In Western media, we hear reports that Muslim women are relegated to a second class, largely powerless status and are denied education, independence and employment. We hear stories of women brutalized and abused.
As March winds blasted the region, West County lawyer Lubabah Abdullah’s hair remained neat under a bright scarf, giving her the élan of Grace Kelly riding in a sleek convertible with Cary Grant. Abdullah, an American-born Muslim of Sudanese Arab heritage wraps her head in bright colored scarves for modesty.
Mehnaz Afridi was astonished to learn that half of this area’s Muslims are Bosnians. The Muslim scholar will be in the area March 31 to give the Lee Institute lecture on the issues faced by Muslim women. For many in St. Louis, one of the main issues is correcting misperceptions.
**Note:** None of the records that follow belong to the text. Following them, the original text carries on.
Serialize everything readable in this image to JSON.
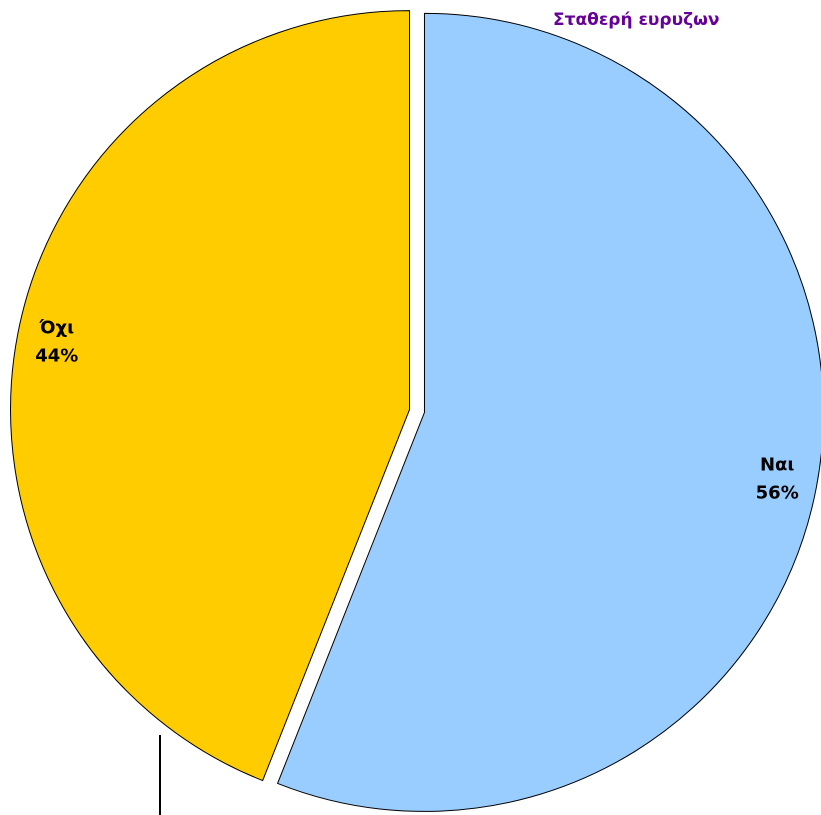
{
  "chart_data": {
    "type": "pie",
    "title": "Σταθερή ευρυζων",
    "categories": [
      "Ναι",
      "Όχι"
    ],
    "values": [
      56,
      44
    ],
    "value_labels": [
      "56%",
      "44%"
    ],
    "colors": [
      "#99ccff",
      "#ffcc00"
    ]
  }
}
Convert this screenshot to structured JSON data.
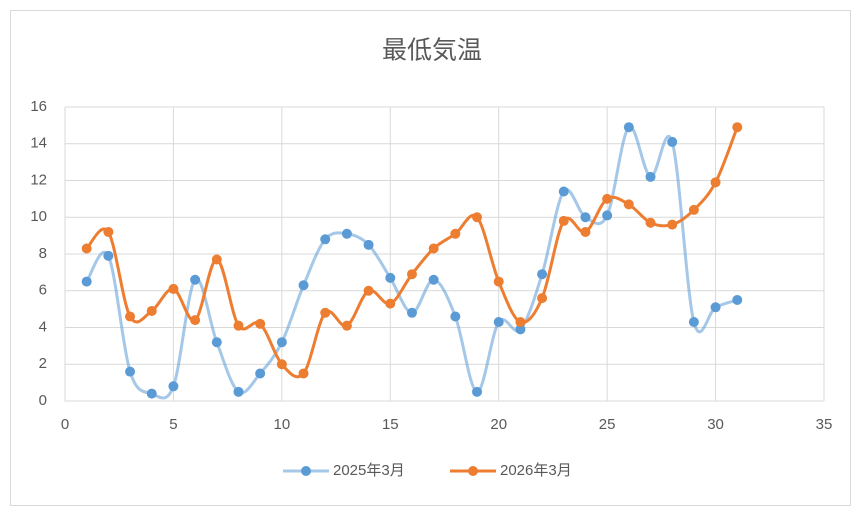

The great majority of Bosnians resettled here between 20 and 11 years ago to escape the former Yugoslavia’s devastating war of religious persecution in 1992-95. Members of the new generation, born in St. Louis, are now graduating from high school.
A 2013 report from the Council on American-Islamic Relations (CAIR) identifies a network of 37 organizations that systematically promote anti-Muslim sentiment in America through prejudice, fear and hatred. CAIR calls it Islamophobia.
According to tax filings analyzed by CAIR, this network had access to nearly $120 million between 2008 and 2011.